About the middle of the 18th century the eastern and western Shawnee were united in Ohio, and from that time to the Treaty of Greeneville in 1795 were almost constantly at war with the English. They were driven from the head of the Scioto River to the head of the Miami River, and after the Revolutionary War,  some of them went south and formed an alliance with the Creek Indians, with whom, they were closely connected, their language being almost identical. Others joined with a portion of the Delaware tribe and accepted a Spanish invitation to occupy a tract of land near Cape Girardeau, Missouri.


In the early part of the 19th century the Shawnee in Indiana and Ohio, with some of the Delaware, joined the movement of the Shawnee Chief Tecumseh and his brother, Tenskawata (the Prophet), to unite the tribes of the Ohio and Mississippi Valleys in a general uprising against the whites. The conspiracy was effectually crushed by General Harrison at the Battle of Tippecanoe on November 4, 1811. In the War of 1812 some of the Shawnee fought with the British until Tecumseh was killed at the Battle of the Thames.


The fall of their great war chief broke the warlike spirit of the tribe and the Shawnee sued for peace.

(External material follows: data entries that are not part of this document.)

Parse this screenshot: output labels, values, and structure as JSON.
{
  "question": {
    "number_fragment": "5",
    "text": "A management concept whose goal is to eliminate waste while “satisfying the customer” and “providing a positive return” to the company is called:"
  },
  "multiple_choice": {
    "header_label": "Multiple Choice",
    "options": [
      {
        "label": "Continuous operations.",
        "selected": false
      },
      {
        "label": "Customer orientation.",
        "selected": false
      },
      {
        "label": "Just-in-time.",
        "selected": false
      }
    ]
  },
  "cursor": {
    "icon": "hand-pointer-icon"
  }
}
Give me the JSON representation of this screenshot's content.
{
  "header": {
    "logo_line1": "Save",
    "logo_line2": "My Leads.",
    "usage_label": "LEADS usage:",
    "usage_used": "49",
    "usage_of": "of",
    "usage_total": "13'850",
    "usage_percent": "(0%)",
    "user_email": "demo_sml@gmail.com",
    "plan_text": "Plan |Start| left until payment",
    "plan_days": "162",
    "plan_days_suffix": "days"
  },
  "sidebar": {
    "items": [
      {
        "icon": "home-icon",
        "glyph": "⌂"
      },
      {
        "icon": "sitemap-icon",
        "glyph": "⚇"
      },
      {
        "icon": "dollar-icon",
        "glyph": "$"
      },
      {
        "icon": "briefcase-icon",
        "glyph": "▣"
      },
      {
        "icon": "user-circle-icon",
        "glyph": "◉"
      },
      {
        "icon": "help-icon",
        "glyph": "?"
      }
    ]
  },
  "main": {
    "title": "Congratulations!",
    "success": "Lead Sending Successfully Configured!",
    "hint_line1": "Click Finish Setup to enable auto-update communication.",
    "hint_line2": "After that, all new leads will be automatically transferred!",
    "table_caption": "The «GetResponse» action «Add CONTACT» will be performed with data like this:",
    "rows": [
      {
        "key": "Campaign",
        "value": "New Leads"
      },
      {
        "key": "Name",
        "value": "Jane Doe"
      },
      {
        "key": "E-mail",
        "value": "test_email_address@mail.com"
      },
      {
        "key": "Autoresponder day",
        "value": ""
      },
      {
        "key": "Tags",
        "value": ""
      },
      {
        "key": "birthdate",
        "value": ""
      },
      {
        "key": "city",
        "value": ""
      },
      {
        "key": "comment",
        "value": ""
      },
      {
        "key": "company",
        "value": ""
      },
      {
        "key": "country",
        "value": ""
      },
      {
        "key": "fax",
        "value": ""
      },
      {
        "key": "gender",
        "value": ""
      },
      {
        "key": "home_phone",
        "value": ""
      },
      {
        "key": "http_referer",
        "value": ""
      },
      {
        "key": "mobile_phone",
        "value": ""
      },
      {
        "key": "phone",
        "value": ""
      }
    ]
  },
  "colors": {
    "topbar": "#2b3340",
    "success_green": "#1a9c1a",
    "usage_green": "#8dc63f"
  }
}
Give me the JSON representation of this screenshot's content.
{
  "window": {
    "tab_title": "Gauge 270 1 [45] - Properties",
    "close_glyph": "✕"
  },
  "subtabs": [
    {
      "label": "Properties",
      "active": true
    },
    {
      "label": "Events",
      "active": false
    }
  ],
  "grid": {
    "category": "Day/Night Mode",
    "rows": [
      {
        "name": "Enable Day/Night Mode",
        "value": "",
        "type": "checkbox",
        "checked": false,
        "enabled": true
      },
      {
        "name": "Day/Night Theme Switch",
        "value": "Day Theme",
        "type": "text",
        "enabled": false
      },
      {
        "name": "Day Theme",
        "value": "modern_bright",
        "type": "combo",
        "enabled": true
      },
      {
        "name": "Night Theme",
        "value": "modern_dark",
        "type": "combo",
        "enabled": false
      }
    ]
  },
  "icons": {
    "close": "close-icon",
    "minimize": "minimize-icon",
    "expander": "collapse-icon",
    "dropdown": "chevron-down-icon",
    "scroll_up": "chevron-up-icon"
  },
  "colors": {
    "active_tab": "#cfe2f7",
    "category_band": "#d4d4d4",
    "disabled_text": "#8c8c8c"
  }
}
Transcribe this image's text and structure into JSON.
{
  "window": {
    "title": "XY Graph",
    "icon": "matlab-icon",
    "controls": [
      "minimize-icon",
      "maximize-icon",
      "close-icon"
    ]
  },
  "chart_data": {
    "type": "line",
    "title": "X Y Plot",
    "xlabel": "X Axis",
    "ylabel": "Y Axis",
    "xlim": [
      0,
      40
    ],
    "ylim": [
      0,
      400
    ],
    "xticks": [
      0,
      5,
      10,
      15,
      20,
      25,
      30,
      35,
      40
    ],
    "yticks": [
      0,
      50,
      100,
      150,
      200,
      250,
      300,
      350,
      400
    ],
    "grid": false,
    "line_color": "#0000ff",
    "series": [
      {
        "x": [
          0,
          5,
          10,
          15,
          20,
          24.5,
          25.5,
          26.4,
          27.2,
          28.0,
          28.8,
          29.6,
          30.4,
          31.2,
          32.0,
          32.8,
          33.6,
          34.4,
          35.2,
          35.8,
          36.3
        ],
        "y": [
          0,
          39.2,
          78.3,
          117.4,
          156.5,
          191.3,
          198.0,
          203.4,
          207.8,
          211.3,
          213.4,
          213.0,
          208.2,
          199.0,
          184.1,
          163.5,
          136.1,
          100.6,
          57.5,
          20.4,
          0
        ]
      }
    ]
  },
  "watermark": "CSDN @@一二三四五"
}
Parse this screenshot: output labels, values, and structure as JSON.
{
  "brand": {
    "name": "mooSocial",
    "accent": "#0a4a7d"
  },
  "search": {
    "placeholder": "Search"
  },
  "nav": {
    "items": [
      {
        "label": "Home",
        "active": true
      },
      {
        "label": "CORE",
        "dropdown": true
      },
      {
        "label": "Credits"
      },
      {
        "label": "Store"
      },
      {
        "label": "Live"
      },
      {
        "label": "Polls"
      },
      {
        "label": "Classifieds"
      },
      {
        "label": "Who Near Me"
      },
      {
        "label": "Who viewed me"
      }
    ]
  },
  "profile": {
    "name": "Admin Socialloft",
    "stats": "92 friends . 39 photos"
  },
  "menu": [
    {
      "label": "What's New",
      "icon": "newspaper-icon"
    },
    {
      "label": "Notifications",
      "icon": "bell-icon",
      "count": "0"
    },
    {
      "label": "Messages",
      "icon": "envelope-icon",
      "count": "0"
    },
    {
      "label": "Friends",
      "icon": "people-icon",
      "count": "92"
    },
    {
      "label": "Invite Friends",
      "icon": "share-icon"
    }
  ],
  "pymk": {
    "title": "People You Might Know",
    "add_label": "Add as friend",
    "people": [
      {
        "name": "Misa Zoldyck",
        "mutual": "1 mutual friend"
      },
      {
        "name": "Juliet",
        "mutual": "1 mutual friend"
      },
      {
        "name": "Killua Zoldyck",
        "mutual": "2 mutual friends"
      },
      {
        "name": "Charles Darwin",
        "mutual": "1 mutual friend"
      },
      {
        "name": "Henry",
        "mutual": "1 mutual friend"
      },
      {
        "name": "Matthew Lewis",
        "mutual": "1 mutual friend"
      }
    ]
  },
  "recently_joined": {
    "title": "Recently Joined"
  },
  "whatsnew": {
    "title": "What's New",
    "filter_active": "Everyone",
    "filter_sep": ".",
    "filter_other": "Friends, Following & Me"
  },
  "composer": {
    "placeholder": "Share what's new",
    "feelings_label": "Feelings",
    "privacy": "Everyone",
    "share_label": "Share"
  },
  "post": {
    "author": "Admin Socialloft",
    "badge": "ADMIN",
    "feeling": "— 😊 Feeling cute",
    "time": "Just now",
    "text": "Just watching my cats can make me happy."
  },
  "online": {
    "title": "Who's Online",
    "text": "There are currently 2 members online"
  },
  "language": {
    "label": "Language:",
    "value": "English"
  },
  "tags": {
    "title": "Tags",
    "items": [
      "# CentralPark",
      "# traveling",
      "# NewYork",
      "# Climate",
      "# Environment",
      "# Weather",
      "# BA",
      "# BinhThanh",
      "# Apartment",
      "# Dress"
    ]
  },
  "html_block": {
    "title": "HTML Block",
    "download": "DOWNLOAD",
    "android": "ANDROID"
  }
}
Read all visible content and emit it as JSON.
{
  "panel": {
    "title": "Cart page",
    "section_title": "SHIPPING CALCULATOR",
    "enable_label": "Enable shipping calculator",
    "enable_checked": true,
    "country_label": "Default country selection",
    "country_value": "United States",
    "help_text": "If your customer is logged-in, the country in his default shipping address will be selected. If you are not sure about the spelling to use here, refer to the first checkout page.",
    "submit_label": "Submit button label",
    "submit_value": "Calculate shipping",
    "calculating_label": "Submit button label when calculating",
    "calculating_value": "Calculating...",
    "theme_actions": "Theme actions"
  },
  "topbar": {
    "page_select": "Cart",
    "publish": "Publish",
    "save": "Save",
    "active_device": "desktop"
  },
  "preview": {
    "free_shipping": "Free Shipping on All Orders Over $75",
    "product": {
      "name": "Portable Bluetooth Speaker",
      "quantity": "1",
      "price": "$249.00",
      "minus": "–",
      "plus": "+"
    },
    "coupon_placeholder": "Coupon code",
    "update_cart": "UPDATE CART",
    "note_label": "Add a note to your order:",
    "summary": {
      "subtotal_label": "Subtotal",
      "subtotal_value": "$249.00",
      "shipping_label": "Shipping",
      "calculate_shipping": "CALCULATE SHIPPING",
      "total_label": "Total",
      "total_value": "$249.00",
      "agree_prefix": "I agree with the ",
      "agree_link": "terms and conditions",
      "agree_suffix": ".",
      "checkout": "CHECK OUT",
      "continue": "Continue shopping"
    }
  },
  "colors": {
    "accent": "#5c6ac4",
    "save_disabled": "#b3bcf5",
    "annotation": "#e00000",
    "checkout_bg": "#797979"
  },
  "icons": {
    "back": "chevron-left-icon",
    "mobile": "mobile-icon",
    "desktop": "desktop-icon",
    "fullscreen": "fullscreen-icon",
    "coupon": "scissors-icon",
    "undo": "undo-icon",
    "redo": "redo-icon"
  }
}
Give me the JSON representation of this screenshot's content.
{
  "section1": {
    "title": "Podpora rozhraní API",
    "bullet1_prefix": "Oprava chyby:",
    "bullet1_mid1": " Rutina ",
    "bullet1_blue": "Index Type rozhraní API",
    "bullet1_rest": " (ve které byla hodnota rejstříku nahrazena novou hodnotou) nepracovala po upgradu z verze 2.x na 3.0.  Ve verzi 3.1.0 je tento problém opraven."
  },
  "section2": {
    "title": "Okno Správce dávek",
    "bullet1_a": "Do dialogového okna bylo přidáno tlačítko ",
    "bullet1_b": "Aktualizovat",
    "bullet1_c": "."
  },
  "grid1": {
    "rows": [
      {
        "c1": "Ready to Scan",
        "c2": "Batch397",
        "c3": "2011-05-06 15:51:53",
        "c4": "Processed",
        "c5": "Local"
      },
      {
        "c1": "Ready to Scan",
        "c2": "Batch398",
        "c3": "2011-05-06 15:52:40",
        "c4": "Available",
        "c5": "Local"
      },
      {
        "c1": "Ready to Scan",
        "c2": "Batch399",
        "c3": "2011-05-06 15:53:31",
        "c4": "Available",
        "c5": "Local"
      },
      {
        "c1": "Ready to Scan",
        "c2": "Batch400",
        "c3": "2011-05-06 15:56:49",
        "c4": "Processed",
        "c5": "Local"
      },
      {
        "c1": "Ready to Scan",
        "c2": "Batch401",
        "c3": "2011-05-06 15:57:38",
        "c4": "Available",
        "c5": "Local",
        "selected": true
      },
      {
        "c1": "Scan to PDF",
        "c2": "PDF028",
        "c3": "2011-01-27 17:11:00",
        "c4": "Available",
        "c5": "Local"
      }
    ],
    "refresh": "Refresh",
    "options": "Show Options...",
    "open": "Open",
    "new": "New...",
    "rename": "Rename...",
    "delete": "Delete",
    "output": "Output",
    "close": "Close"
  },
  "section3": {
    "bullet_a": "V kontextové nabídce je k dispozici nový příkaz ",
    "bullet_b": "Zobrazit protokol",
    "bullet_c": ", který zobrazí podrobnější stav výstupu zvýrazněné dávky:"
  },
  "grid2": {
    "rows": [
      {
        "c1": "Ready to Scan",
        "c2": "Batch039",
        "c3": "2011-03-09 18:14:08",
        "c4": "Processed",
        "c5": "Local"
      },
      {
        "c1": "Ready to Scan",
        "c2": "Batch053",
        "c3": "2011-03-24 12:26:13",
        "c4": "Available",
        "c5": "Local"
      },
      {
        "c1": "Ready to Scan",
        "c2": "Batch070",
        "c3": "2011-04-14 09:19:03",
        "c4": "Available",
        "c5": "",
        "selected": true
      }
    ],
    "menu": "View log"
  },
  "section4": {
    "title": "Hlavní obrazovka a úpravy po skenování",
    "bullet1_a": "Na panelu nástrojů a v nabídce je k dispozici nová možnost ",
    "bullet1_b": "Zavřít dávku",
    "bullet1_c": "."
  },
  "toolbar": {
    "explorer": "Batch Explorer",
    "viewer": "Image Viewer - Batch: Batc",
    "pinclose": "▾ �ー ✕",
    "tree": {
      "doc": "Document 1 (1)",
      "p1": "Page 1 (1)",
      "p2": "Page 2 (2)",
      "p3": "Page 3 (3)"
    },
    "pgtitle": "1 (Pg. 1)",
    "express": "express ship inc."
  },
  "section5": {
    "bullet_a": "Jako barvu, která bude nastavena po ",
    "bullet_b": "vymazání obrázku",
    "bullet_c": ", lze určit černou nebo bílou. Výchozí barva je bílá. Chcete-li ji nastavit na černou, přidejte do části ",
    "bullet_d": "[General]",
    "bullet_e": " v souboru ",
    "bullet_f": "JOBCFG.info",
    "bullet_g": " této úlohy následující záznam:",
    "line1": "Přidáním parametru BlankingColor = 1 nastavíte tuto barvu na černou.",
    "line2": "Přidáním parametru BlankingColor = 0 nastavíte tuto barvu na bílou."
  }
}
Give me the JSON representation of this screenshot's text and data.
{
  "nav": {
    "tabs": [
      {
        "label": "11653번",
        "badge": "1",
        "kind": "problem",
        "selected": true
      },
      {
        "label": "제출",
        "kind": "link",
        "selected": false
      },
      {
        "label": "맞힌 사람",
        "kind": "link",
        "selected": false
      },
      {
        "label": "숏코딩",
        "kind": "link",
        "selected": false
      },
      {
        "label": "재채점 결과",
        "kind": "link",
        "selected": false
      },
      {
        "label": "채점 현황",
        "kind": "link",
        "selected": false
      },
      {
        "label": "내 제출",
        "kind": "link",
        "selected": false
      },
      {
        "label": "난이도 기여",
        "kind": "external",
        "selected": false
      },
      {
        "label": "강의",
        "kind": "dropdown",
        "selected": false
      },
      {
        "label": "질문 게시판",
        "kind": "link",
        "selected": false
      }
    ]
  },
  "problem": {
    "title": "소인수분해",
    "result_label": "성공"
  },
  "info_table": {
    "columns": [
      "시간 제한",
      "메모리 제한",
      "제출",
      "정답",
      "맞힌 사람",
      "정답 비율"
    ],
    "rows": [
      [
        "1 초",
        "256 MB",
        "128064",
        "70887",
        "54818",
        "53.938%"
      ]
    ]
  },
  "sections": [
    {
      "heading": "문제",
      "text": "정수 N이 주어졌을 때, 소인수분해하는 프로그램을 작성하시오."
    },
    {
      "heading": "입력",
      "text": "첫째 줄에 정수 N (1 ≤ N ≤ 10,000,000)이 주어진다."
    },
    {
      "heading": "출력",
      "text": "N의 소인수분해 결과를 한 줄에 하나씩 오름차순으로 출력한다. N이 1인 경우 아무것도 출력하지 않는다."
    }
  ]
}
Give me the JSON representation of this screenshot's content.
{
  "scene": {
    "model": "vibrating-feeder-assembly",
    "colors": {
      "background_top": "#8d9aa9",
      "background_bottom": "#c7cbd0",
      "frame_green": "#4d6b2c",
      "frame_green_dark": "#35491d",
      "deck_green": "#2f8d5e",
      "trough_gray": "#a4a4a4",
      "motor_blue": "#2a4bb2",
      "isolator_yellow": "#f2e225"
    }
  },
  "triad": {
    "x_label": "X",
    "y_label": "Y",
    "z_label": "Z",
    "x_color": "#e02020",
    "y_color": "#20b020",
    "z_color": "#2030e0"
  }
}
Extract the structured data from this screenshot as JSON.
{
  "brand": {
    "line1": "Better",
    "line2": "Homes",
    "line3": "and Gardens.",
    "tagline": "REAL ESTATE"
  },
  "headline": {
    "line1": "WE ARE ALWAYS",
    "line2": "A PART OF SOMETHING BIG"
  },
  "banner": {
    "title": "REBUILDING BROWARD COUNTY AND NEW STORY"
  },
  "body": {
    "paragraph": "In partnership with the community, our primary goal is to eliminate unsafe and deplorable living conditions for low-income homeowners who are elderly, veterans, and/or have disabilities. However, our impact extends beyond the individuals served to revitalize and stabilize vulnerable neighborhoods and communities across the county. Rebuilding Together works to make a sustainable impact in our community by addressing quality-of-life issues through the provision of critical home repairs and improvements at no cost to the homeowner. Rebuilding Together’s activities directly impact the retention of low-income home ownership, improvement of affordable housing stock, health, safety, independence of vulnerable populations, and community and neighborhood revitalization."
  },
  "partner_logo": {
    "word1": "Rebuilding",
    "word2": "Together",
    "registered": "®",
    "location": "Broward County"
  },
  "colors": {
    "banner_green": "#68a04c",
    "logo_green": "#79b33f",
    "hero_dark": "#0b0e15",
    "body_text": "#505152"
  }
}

In 1825 the Missouri Shawnee sold their lands and received a reservation in Kansas south of the Kansas River and bordering on the Missouri River.


Battle of TippecanoeThe Ohio Shawnee sold their lands near Wapakoneta in 1831 and joined their brethren in Kansas, the mixed band of Shawnee and Seneca coming in about the same time. Some of the tribe in 1845 withdrew from the Kansas reservation and went to the Canadian River in Oklahoma. They became known as the "Absentee Shawnee." In 1867 those with the Seneca moved to the Indian Territory, and in 1869 the main body was incorporated with the Cherokee Nation.  

The Shawnee tribe consisted of five divisions, which were further divided into 13 clans, the English names of which were the wolf, loon, bear, buzzard, panther, owl, turkey, deer, raccoon, turtle, snake, horse and rabbit. Of these, the Clan of the Turtle was the most important, especially in their mythological traditions.

The Delaware, formerly the most important confederacy of the Algonquian stock, occupied the entire valley of the Delaware River. They called themselves the Lenape or Leni-lenape (real men). The English gave them the name of Delaware, and the French called them Loups (wolves). They were divided into three bands -- the Munsee, Unami and the Unalachtigo -- though it is probable that some of the bands in New Jersey may have formed a fourth group.


About 1720 the Iroquois tribe assumed authority over the Delaware and forbade them to sell their lands. This condition lasted until after the French and Indian War. Then they were gradually crowded westward by the white men and began to form settlements in Ohio, along the Muskingum River with the Huron.


Here they were supported by the French and became independent of the Iroquois. They opposed the English with determination until the treaty of Greeneville in 1795. Six years before that treaty was consummated the Spanish government of Louisiana gave the Delaware permission to settle in that province, near Cape Girardeau, Missouri, with some of the SShawnee tribe.